I am alive. I spent several months in the French holdings trying to make sense of what I saw or more to the point, what I didn't see. Aurelia didn't laugh this time, but she didn't make it easy either.

I’ve been thinking a lot about the future. For my entire life, the "future" was just a script my father wrote for me—the Ministry, the Manor, the bloodline.
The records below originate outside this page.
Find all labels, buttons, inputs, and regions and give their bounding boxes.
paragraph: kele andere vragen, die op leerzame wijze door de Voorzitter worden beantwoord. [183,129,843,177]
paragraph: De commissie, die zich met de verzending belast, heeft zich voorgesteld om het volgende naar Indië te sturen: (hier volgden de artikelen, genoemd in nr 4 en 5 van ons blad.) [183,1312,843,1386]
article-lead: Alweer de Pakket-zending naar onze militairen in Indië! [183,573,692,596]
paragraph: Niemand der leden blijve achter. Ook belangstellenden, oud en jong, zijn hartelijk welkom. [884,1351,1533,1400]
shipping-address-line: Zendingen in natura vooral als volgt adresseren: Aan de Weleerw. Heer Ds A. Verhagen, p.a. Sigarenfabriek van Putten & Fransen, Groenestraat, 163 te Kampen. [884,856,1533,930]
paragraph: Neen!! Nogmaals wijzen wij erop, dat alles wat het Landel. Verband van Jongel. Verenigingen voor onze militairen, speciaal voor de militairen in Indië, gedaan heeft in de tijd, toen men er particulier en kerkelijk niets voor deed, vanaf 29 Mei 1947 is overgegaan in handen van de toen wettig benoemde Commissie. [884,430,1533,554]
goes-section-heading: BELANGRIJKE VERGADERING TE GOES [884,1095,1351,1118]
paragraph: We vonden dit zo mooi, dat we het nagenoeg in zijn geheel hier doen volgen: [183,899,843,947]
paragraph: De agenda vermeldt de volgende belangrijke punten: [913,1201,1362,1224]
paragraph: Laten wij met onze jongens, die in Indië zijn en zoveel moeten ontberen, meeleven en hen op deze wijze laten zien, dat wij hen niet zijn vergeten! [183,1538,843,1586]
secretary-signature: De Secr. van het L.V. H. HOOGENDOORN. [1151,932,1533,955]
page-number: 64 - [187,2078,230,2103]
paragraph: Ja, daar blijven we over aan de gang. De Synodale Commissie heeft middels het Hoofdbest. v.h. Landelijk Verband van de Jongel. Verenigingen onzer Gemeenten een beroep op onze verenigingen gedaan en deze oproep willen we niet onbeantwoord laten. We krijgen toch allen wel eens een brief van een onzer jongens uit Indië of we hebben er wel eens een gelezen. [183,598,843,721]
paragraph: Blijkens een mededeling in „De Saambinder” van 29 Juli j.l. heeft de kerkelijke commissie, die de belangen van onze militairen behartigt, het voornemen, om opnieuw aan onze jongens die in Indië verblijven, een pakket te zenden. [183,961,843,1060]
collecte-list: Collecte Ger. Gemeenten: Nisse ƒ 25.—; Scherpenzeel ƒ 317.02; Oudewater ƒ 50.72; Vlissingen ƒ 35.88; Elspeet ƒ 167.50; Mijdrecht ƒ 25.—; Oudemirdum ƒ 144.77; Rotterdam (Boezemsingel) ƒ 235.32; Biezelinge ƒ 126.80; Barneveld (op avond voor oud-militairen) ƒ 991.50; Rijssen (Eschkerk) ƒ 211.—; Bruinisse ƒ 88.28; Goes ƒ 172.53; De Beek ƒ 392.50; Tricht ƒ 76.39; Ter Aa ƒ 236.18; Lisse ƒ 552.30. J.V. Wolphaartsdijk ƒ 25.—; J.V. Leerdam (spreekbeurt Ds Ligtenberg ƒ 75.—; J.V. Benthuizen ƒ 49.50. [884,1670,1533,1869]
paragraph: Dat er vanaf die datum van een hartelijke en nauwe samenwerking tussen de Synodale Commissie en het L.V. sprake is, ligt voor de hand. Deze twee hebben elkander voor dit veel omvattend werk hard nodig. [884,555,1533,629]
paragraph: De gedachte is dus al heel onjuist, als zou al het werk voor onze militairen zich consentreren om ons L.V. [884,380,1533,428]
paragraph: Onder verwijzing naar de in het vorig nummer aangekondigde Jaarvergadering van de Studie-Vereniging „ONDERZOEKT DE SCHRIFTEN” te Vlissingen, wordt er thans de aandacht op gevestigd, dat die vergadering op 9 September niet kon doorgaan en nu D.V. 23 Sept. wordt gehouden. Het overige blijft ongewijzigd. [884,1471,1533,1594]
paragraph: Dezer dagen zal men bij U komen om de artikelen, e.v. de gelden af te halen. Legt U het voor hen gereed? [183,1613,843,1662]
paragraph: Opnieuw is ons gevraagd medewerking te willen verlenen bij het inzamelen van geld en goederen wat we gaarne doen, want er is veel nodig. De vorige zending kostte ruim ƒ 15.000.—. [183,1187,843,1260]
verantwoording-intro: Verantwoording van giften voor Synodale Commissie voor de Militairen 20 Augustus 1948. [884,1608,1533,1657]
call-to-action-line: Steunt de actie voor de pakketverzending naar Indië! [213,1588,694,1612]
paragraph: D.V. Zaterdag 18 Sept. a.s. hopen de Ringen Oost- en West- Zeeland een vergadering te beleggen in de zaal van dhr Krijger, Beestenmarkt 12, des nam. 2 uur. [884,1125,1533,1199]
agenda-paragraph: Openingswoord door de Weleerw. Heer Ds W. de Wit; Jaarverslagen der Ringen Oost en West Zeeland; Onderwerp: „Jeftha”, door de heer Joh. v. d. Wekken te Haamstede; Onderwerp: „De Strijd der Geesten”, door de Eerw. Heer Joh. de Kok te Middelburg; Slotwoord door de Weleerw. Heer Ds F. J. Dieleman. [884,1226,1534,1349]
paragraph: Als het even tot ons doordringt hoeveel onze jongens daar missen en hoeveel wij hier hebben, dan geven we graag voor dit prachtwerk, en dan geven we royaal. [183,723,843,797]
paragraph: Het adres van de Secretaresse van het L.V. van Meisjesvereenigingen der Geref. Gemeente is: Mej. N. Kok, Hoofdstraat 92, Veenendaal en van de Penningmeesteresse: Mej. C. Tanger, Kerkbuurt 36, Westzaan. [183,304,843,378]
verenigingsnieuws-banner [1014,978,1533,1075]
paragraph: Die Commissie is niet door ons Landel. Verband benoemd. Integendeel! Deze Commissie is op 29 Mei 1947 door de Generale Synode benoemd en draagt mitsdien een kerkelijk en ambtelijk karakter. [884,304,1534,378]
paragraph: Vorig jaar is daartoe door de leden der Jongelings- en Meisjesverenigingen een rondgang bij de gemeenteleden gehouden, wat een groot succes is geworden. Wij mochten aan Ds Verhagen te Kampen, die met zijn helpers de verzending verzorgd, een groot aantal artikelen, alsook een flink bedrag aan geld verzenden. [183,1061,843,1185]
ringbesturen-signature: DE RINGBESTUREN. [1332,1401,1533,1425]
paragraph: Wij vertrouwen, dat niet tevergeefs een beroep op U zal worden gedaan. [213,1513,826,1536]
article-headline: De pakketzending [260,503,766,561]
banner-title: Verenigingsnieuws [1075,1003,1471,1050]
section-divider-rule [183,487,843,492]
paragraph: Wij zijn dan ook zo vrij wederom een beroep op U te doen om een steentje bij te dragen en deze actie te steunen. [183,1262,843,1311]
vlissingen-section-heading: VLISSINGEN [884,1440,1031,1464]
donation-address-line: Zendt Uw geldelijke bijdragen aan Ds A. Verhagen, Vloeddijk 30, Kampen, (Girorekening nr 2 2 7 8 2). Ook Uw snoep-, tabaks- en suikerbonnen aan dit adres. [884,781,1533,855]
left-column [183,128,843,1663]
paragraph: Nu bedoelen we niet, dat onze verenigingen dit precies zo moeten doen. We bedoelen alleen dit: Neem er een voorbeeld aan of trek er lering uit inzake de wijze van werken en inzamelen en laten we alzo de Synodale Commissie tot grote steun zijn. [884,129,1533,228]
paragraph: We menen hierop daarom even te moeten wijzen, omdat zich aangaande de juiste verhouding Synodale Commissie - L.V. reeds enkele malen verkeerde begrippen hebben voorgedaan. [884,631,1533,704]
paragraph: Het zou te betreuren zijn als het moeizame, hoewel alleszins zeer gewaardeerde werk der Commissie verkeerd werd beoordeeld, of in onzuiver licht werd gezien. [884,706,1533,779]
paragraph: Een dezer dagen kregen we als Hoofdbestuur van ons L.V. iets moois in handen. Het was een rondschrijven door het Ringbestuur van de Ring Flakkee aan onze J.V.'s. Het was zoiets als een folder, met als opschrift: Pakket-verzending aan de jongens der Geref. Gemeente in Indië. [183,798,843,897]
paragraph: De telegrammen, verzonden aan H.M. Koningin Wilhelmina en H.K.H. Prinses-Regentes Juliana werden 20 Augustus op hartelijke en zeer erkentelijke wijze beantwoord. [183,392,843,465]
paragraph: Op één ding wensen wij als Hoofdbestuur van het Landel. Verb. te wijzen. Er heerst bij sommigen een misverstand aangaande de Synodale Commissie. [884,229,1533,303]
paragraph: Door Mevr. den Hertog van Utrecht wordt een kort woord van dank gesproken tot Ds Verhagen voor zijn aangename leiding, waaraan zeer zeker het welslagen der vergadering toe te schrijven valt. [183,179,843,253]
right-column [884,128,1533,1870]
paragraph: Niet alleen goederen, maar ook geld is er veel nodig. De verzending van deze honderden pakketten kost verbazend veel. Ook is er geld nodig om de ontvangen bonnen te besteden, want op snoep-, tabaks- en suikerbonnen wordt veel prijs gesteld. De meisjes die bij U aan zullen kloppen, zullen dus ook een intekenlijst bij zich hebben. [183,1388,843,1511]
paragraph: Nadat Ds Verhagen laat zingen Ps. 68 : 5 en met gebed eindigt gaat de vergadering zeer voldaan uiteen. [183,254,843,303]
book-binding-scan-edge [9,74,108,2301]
Now that he’s gone and the ICW is dismantling everything he built, I realized I don't have any answers. I don't know what I want. I don't even know who I am without a war to fight or a name to uphold. I still don't know your name, and yet you seem to have more of a grip on your life than I do on mine.

D.M.


February 1999

Draco,

I don't have all the answers either, but I know what I want. I want to be the person who shows up when someone is in trouble. I’m training for that now—to protect people who can't protect themselves.

In the future, I want a life where I am the one holding the quill, not the one being written about. I want a home that doesn't have locks on the outside of the doors and a world where "destiny" is just a suggestion. It’s not about the name you carry; it’s about the choices you make when the script runs out.

F.


April 1999

Ron,

We’re writing to tell you that we’ll be coming home in a year or two.

We’ve sent dozens of letters through the Gringotts forwarding service, and you never responded to a single one. We understand if you’ve moved on. We’ve changed, Ron. We aren't the kids who left that hospital wing, and we suspect you aren't that boy anymore either. We hope you are still our friend, but if you aren't, we understand. We just wanted you to hear it from us first.

Harry and Hermione


October 1999

Padfoot,

I’m making progress with my soulmate, though it’s slow going. Draco still doesn't know who I am. I’m terrified that if I tell him I’m Harry Potter, he’ll think the last two years of letters were just another "pawn" move in a game he’s tired of playing. But we’re talking about the future now, and for the first time, he sounds like a man who wants to choose his own path.

How is the "hateful pit" of a house? Dobby says you’re still pacing.

Harry


October 1999

Harry,

The house is fine—Dobby has "purified" it so much I’m afraid to touch the walls.

As for Britain, it’s a construction site. The ICW has the Ministry under total lock and key. But here’s the thing that’s keeping me up at night: no one knows where Voldemort, Snape, or Pettigrew are. No one has seen or heard a whisper from them since they retreated from Hogwarts last year. They’ve vanished completely into the shadows. The ICW is calling it a "victory," but I know better. Even a cornered rat like Peter knows how to wait. Stay safe in New York, Harry. Stay in the sun as long as you can.